Location
- Country: Canada
- Territory: Northwest Territories

Physical characteristics
- Source: Mackenzie Mountains
- • location: Northwest Territories, close to watershed border with Yukon
- • coordinates: 64°04′53″N 130°47′14″W﻿ / ﻿64.08139°N 130.78722°W
- • elevation: 1,738 m (5,702 ft)
- Mouth: Mackenzie River
- • location: between Norman Wells and Fort Good Hope, Northwest Territories
- • coordinates: 65°41′00″N 128°50′07″W﻿ / ﻿65.68333°N 128.83528°W
- • elevation: 70 m (230 ft)

= Mountain River (Northwest Territories) =

The Mountain River is a tributary of the Mackenzie River in Canada's Northwest Territories.
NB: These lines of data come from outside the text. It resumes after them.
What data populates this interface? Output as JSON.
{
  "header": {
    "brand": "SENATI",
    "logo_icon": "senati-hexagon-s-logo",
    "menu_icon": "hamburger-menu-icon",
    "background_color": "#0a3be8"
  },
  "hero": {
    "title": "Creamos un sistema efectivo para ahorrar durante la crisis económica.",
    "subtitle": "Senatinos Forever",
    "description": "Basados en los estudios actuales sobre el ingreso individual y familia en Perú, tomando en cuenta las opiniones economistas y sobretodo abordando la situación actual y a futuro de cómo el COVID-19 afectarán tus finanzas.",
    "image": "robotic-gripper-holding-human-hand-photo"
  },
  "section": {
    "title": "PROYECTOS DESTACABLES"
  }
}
Its source is in the Mackenzie Mountains close to the watershed border with Yukon. It flows eastward, joining the Mackenzie River just south of the Arctic Circle. The river flows about 370 km, dropping over 1200 m over its course, with large volume rapids, fast current, and six canyons. The upper half of the river is surrounded by mountains which reach heights of over 2700 m, with rock colours of buff, grey, cinnamon, green, and maroon. Wildlife includes caribou, moose, wolf, Dall sheep, grizzly bear, and black bear. It is considered an excellent but difficult wilderness canoeing river.